Joe walks over to his dresser. Police sirens wail outside, stretching, floating, drifting into the distance. Joe pauses to listen. Silence.
He opens the top drawer and removes his handgun, his Smith & Wesson Bodyguard. He removes the trigger lock and holds the gun in his hand. He curls his fingers around the handle, appreciating the power packed into its light weight, the natural fit of it in his palm. He ejects the magazine and eyeballs it. Six rounds, plus the one that’s already in the chamber. It’s fully loaded. He snaps the magazine back into place.
“Joe?”
He looks up, startled.
“What are you doing?” asks Rosie, standing on the threshold of their bedroom, illuminated by the hallway light.

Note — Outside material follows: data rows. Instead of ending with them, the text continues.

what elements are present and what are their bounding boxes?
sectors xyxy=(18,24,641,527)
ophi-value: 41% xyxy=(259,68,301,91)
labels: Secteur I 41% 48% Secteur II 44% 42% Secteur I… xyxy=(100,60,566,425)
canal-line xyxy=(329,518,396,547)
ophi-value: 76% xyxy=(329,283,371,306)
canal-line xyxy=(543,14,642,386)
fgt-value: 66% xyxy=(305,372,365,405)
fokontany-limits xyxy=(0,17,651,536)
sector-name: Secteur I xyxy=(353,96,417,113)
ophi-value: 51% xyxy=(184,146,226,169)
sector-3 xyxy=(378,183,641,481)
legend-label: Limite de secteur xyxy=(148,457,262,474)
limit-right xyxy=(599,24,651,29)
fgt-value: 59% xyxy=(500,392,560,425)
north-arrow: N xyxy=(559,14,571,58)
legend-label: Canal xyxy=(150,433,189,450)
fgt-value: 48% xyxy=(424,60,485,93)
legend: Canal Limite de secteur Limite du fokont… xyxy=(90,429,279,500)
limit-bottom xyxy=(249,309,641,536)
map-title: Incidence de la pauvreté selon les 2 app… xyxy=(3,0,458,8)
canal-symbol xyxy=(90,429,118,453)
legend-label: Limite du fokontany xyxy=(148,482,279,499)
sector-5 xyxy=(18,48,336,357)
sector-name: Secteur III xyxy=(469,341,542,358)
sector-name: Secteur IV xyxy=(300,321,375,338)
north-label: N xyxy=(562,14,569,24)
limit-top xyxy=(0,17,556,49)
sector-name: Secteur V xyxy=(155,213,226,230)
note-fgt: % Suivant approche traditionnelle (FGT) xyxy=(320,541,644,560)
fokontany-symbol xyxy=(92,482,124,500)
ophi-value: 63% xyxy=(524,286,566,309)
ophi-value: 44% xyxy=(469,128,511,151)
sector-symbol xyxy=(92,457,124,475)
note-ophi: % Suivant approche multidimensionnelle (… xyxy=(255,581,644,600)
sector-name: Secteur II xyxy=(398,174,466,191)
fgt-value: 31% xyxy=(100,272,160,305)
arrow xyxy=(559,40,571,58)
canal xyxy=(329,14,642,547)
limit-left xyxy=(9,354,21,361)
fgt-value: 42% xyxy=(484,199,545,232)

“Nothing. Go back to JJ’s.”
“Joe, you’re scaring me.”
Joe looks at the black holes and dark shadows all over the walls, at the gun in his hand. He doesn’t look at Rosie.
“Don’t be scared, hun. I’m just makin’ sure it works.”
“It works. Put the gun away, okay?”
“This doesn’t concern you, Rosie. Go back to JJ’s.”
Joe waits. Rosie doesn’t budge. The primal rage stirs inside him. He swallows and grinds his teeth.
“Joe—”
“Go, I said! Get outta here!”
“No. I’m not going anywhere. Whatever you’re doing, you’re going to have to do it in front of me.”